CSI: Miami
CSI: Miami

Episode Report Card
Sobell: C | 349 USERS: C+
YOU GRADE IT
Leaving from a jet plane

Back in the morgue, Megan snips a lock of Christina's hair, then proceeds to run a DNA analysis on it. I don't know which tests, exactly: all we see is a lot of micro-pipetting, some centrifuge action, then a printer spitting out results. Christina apparently had Prozac, Zoloft, 8-8-tetrahydrocannabinol, and Dilaudid in her system. Cut to Speedle and Megan looking at a giant overhead of the hair in question. Speedle is asking, "You ran a chemical profile on her hair?" Megan replies, "Mmm-hmm. Trace elements can generally be found in the follicles. Luckily, she was a brunette." Speedle cuts in: "Right. Dark hair stores higher concentrations of most contaminants." Megan tells him, "Nice thing about hair is, it grows at an even rate. Half an inch per month." Speedle notes that it gives him a nice timeline. We learn that Christina had been on antidepressants for about a year, and had smoked some pot six months ago. As I get distracted imagining how high schools will move on from urine samples to hair samples in a further erosion of civil liberties with regards to biological boundaries, Speedle's all, "And they say blondes have more fun." More fun than a deeply depressed woman on two types of SSRIs who tried to commit suicide by overdosing on Dilaudid? How can that be?

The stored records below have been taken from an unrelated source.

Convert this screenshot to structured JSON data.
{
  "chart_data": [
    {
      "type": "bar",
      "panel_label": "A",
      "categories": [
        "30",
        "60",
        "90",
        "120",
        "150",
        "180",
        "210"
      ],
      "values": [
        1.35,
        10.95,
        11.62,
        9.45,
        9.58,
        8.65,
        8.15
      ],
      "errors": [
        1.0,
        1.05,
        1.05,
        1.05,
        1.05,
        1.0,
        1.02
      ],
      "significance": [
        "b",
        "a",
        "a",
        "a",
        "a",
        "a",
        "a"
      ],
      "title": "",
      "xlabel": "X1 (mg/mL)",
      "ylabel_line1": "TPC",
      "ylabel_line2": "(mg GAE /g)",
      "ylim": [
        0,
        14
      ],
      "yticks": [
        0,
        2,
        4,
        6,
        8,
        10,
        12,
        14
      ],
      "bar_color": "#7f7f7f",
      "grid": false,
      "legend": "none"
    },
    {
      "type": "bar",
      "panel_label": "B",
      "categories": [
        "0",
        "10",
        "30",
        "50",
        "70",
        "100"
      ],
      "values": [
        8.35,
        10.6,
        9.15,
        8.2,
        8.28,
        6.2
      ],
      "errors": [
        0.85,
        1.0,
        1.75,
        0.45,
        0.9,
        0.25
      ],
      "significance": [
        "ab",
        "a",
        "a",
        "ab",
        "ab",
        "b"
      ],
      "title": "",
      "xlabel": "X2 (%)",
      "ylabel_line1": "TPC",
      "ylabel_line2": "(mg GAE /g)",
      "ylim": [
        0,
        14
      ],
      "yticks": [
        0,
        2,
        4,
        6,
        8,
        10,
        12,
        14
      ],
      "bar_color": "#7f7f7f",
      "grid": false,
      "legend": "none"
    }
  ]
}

Next thing we know, Megan's dogging Horatio's heels, arguing that a suicide attempt is the only possible explanation -- "mass spec doesn't lie! She was the focus of an SEC investigation, she knew where all the bodies were buried, maybe she couldn't live with that." Ah, so now I know what kinds of tests Megan was doing. If only I could find out what sort of punctuation to use to indicate when Megan has decided to deliver her lines in a rapid monotone, I'd be so happy. Horatio's not buying the suicide attempt. Megan argues that the plane plunge is suicide -- "she tried to kill herself three months ago." "Tried and failed," corrects Caine. Megan makes another appeal for the plane jump as suicide. Horatio muses, "Most whistleblowers are women," thinking, no doubt, of Colleen Rowley (the FBI), Cynthia Ossias (California State Department of Insurance), Sherron Watkins (Enron), or Debbie Leibrock (Oracle). "I think she was planning to take the company down," he says. Or maybe Christina was merely following her conscience; according to Harvard sociologist Barbara Reskin, top-ranking women in a corporation are often acutely aware of having an outsider status, and "that not-quite-fitting-in frees women to make moral decisions that people who are locked into a network have a hard time making." So perhaps Alexx was onto something back there. Or perhaps I'm just running off at the mouth about a phenomenon that's intrigued me all year. Anyway -- back to the episode. Megan's doubting Christina's motives; she says, "Her testimony died with her."